When the measurements have been obtained, gradually open the clamp to ensure hemodynamic stability and administer seven milliliters per kilogram of hydroxyethyl starch colloids and additional bolus injections of 10 to 20 micrograms of norepinephrine and/or epinephrine for stabilization. Adjust the respiratory rate to ensure normocapnia as necessary. After one hour, repeat the measurements.
After obtaining the post-reperfusion measurements, repeat the volume loading as demonstrated and obtain another set of measurements. 4-1/2 hours after the induction of ischemia reperfusion, obtain the final set of measurements. Here, examples of real-time spinal cord microcirculatory recordings in combination with cerebral microcirculatory and macrohemodynamic recordings during aortic cross-clamping for ischemia induction, as well as during unclamping and reperfusion can be observed.
The disruption of the descending aortic flow was followed by a marked decrease in spinal cord flux while pressure in the ascending aortic increased. Reperfusion led to opposite effects. Statistical analysis of the macro and microcirculatory parameters indicate a marked reduction of spinal cord flux during ischemia.
In contrast, cerebral flux markedly increased during ischemia as indicated by the estimated marginal means and their confidence intervals. This was accompanied by an increase in heart rate, arterial pressure and systemic vascular resistance, whereas cardiac output and stroke volume decreased. Fluorescent microsphere analysis revealed a marked decrease in spinal cord microcirculatory blood flow in the lower spinal cord, while no significant change was observed in the upper spinal cord.

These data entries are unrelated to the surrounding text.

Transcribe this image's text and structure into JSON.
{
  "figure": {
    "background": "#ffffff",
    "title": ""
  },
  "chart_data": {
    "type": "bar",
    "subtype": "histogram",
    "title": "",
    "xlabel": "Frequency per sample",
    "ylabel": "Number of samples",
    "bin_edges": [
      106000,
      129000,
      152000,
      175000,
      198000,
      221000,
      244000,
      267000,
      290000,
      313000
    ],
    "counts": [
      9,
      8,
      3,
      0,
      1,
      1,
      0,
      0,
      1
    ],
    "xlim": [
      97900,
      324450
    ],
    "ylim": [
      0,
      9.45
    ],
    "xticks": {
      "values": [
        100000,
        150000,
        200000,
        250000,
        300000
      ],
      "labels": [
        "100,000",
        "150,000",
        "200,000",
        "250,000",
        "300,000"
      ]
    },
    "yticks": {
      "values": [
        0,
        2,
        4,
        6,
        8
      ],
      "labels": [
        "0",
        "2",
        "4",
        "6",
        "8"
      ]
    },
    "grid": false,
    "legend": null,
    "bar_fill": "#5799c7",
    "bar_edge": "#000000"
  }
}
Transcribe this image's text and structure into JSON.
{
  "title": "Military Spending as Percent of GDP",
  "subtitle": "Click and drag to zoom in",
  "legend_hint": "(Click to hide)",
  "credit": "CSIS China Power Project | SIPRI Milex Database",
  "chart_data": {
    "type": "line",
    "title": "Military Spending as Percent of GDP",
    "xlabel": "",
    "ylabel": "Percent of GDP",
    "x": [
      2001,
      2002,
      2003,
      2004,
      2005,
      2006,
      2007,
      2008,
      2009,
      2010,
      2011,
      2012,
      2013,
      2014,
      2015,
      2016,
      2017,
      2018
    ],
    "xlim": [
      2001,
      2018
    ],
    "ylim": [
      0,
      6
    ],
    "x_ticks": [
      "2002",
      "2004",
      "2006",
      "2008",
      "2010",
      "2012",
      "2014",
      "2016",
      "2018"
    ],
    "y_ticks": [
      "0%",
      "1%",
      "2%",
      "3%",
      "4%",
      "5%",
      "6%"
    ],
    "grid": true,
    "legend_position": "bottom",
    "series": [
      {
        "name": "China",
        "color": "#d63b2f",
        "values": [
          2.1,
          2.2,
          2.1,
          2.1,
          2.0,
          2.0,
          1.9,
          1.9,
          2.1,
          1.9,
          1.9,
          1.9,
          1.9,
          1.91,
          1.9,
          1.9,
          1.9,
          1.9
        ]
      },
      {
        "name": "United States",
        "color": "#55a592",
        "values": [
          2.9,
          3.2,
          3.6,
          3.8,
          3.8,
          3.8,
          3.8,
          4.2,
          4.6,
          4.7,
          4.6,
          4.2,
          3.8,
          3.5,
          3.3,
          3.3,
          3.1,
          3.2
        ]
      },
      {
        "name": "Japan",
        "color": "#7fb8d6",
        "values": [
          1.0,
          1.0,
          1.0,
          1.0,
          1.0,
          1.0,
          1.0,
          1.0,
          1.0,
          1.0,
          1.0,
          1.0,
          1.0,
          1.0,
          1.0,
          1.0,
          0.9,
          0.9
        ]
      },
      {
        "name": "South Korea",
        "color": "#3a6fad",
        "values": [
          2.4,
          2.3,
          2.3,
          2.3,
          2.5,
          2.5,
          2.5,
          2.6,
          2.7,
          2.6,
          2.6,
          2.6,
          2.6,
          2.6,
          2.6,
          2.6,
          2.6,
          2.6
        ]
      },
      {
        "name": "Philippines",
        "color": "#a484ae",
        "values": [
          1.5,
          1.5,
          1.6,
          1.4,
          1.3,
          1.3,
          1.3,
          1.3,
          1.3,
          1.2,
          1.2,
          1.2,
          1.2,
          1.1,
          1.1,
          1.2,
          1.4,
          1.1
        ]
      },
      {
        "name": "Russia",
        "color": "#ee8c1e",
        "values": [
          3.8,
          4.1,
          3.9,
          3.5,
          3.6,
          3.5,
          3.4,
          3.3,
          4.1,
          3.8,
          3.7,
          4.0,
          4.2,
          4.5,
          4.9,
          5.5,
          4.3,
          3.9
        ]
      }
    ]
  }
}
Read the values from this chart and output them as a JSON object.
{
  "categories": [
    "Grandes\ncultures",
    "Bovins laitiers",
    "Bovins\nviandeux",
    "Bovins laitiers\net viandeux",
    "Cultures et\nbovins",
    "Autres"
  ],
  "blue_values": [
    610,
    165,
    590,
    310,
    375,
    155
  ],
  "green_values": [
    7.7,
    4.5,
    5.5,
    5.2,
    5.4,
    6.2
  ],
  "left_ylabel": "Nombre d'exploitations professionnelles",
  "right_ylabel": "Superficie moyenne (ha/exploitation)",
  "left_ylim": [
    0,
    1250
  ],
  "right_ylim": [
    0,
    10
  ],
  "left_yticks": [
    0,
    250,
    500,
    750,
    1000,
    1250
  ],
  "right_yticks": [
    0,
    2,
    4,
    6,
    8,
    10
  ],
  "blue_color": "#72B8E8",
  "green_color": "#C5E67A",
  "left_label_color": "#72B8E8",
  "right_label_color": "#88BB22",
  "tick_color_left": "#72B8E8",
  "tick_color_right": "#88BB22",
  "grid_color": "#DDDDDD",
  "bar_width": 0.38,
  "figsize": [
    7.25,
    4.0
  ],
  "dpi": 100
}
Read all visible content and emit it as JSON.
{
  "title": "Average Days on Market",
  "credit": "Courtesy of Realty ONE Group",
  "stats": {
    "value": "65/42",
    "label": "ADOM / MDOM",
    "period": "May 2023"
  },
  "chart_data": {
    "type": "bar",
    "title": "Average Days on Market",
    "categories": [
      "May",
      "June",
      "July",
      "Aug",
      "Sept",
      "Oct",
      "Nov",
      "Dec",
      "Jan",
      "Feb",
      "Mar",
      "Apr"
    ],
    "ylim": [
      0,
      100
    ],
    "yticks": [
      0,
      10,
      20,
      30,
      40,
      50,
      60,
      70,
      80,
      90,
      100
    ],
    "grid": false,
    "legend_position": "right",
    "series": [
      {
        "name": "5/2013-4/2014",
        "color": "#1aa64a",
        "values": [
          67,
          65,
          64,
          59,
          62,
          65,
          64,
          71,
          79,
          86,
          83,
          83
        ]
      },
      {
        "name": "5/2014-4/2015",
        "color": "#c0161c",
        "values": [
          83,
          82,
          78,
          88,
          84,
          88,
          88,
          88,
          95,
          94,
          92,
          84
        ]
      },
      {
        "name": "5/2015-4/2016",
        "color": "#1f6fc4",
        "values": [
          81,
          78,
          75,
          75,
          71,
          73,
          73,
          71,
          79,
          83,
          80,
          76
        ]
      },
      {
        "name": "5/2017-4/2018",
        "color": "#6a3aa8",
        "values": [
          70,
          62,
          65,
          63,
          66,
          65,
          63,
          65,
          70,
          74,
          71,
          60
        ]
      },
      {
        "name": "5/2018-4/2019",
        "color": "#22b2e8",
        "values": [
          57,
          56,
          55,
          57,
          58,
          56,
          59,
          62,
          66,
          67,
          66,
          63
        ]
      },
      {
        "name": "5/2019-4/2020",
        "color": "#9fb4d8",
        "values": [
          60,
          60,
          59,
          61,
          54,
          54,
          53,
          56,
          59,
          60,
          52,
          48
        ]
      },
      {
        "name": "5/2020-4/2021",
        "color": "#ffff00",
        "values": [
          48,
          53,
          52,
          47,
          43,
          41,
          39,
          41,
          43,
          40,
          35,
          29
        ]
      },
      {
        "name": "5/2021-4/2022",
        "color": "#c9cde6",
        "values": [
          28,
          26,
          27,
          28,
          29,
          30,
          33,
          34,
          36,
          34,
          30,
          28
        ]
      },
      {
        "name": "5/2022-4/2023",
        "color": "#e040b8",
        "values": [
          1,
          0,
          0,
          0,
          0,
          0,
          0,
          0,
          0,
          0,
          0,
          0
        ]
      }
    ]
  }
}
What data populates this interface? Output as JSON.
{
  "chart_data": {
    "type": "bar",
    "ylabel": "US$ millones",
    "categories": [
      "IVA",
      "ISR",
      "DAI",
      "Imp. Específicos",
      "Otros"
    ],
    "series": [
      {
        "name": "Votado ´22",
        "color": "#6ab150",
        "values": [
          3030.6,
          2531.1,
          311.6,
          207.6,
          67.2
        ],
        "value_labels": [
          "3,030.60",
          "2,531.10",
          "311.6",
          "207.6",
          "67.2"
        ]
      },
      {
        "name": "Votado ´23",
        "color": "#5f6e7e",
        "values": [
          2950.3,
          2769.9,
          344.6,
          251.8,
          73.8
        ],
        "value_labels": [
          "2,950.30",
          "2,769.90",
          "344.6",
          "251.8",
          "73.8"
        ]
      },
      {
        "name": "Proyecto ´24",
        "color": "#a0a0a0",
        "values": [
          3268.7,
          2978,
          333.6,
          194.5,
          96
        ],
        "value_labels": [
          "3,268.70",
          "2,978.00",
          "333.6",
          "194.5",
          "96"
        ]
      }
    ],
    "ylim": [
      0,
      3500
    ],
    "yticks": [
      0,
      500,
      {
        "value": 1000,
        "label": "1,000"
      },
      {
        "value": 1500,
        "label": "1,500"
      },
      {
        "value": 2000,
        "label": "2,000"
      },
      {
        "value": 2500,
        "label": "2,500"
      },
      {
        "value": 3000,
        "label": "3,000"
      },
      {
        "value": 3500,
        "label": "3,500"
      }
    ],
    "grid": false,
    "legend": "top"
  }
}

Reperfusion led to opposite effects. Although there was a further decrease in cardiac output, stroke volume and arterial pressure at the end of the protocol, the spinal cord flux and spinal cord microcirculatory blood flow were stable. The insertion of the spinal cord needle probe needs profound knowledge of the anatomy.
Additionally, you need very high technical skills in the handling of the probe. Multiple attempts must be avoided to prevent injuries to the spinal cord, which could affect the methodology.